As we approach the one year anniversary of the left wing Albanese victory, with Albanese riding high on a recent stunning by-election win, it is understandable that Mann is getting excited by a short subset of available data.
But history teaches caution. Kevin Rudd rode to victory on a large wave of support in 2007, with promises of solving the climate crisis. But a series of economic and political missteps led to him losing his leadership role in 2010, briefly regaining it in 2013, only to be wiped out in 2013 by conservative climate skeptic Tony Abbott.
Will Albanese go the same way as Rudd? Sadly it is possible he will win a second term. The Conservative opposition in Australia is deeply fractured thanks to reckless attempts by mainstream conservative Liberal and National Party leaders to swing too far to the left, such as their unconvincing embrace of Net Zero, just before the last federal election.

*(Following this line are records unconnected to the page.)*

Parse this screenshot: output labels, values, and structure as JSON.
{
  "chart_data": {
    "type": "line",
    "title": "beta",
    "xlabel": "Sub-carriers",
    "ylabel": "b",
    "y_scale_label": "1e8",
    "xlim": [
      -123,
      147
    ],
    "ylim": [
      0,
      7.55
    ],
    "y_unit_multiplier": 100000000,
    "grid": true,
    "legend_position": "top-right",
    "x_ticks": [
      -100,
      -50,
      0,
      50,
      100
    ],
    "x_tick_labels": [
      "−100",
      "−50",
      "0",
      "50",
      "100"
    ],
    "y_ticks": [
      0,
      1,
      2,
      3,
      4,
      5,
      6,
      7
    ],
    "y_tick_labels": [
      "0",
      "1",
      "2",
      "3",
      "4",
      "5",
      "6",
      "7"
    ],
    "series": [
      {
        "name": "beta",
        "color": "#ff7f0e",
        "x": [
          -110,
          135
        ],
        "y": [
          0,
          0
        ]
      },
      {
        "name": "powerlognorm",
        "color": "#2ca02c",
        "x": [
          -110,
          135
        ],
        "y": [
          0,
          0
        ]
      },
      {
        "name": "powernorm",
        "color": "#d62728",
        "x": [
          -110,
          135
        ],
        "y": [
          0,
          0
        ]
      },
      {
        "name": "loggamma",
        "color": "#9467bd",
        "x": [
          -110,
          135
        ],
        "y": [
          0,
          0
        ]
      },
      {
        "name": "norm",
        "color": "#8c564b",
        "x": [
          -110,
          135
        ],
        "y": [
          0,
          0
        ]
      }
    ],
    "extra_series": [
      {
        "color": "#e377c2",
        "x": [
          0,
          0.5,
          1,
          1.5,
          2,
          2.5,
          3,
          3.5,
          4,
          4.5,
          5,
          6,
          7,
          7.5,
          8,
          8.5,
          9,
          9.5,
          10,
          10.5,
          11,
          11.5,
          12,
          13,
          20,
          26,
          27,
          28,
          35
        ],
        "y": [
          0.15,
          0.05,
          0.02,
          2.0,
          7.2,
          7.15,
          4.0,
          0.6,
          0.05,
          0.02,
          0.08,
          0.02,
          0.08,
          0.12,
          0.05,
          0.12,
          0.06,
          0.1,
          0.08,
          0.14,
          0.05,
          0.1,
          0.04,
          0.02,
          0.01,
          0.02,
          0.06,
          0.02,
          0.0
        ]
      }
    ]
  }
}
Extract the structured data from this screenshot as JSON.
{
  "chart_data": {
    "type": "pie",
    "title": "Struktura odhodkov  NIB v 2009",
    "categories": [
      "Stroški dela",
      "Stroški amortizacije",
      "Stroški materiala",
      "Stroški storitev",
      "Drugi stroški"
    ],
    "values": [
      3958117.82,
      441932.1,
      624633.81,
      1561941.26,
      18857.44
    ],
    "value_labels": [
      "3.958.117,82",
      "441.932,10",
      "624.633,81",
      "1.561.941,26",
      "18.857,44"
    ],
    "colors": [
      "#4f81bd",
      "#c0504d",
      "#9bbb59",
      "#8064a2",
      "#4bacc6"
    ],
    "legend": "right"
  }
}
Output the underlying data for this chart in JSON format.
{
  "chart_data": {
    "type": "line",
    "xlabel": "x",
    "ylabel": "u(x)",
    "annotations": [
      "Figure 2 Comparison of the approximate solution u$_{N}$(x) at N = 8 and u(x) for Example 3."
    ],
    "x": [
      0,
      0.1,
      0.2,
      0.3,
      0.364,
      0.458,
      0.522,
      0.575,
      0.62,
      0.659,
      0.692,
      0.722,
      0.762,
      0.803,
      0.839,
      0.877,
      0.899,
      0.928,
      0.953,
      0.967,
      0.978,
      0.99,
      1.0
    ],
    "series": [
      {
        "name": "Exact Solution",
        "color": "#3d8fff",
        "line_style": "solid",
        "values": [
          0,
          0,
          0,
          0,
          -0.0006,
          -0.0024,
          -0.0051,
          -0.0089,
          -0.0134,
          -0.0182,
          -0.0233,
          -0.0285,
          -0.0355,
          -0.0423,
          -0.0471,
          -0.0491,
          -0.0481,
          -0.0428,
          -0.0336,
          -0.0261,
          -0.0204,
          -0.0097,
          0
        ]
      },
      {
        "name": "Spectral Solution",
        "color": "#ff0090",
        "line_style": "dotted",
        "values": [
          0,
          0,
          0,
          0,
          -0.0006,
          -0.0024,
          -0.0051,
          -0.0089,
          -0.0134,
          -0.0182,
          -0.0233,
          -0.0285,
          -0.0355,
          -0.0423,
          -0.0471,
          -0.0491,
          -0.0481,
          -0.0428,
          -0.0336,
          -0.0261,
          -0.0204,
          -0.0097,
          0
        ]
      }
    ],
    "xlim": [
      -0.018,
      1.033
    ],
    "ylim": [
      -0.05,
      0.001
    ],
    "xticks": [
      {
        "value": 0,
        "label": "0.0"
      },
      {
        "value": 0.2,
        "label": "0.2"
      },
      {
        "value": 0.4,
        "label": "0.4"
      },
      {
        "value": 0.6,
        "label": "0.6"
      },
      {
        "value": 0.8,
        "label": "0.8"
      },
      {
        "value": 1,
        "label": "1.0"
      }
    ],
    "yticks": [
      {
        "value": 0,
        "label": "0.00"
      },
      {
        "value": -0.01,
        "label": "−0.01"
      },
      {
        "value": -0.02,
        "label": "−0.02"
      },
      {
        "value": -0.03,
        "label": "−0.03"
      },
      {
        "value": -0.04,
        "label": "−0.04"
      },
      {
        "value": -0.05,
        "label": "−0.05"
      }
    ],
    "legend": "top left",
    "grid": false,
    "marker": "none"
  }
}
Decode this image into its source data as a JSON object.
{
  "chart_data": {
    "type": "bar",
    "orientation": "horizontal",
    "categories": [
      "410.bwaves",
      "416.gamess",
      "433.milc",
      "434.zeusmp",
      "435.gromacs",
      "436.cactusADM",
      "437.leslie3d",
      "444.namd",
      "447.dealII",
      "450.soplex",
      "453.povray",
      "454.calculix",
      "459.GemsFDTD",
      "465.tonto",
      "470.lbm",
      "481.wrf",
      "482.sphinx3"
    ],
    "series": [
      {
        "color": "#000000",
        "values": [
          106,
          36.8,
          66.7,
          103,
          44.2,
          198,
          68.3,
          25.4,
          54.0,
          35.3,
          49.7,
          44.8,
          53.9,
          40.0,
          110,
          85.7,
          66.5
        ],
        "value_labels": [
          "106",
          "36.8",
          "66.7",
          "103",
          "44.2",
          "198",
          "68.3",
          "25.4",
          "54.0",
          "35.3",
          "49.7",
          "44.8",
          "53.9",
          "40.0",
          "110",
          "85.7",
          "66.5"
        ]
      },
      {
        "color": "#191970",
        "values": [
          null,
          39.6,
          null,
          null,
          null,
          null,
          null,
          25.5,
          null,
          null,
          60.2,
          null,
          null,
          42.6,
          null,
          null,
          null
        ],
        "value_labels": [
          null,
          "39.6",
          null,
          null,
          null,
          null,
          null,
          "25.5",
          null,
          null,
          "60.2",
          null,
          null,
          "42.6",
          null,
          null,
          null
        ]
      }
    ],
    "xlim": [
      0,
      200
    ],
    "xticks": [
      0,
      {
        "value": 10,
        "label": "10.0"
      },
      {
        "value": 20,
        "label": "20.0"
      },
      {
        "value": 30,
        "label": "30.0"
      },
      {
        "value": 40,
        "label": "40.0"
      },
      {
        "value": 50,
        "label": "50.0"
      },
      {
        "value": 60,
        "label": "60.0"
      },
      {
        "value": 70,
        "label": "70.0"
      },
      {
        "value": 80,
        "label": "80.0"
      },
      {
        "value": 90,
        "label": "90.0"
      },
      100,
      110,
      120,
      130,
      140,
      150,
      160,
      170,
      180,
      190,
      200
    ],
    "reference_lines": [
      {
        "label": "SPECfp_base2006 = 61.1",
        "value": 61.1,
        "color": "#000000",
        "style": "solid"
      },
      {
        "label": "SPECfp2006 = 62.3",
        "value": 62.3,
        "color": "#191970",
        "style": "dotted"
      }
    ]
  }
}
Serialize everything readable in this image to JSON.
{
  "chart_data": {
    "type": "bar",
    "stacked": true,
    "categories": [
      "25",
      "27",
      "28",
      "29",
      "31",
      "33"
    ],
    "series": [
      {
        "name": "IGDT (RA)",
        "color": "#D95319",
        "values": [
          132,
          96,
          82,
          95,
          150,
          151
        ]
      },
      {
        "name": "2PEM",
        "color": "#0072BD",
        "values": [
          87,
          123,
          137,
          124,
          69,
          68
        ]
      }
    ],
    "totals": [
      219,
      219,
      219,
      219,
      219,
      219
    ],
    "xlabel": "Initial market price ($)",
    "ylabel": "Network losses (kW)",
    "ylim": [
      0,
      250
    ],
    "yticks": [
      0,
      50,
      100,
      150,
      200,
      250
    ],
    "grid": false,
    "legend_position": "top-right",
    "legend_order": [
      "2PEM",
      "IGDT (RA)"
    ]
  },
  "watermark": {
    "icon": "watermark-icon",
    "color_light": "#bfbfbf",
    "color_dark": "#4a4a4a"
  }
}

Conservatives will eventually regroup, and Albanese will stumble. There are already storm clouds on Albanese’s horizon in the form of looming energy shortages. Sooner or later these problems will substantially impact the lives of ordinary Australians.
Aussie voters are no different to other countries, when we feel economic pain, lose our jobs, or suffer housing insecurity, we lash out at whoever is in charge.
When the pendulum finally swings back to the right, we can all look forward to reading tiresome essays from Mann about what a missed opportunity the Albanese years were.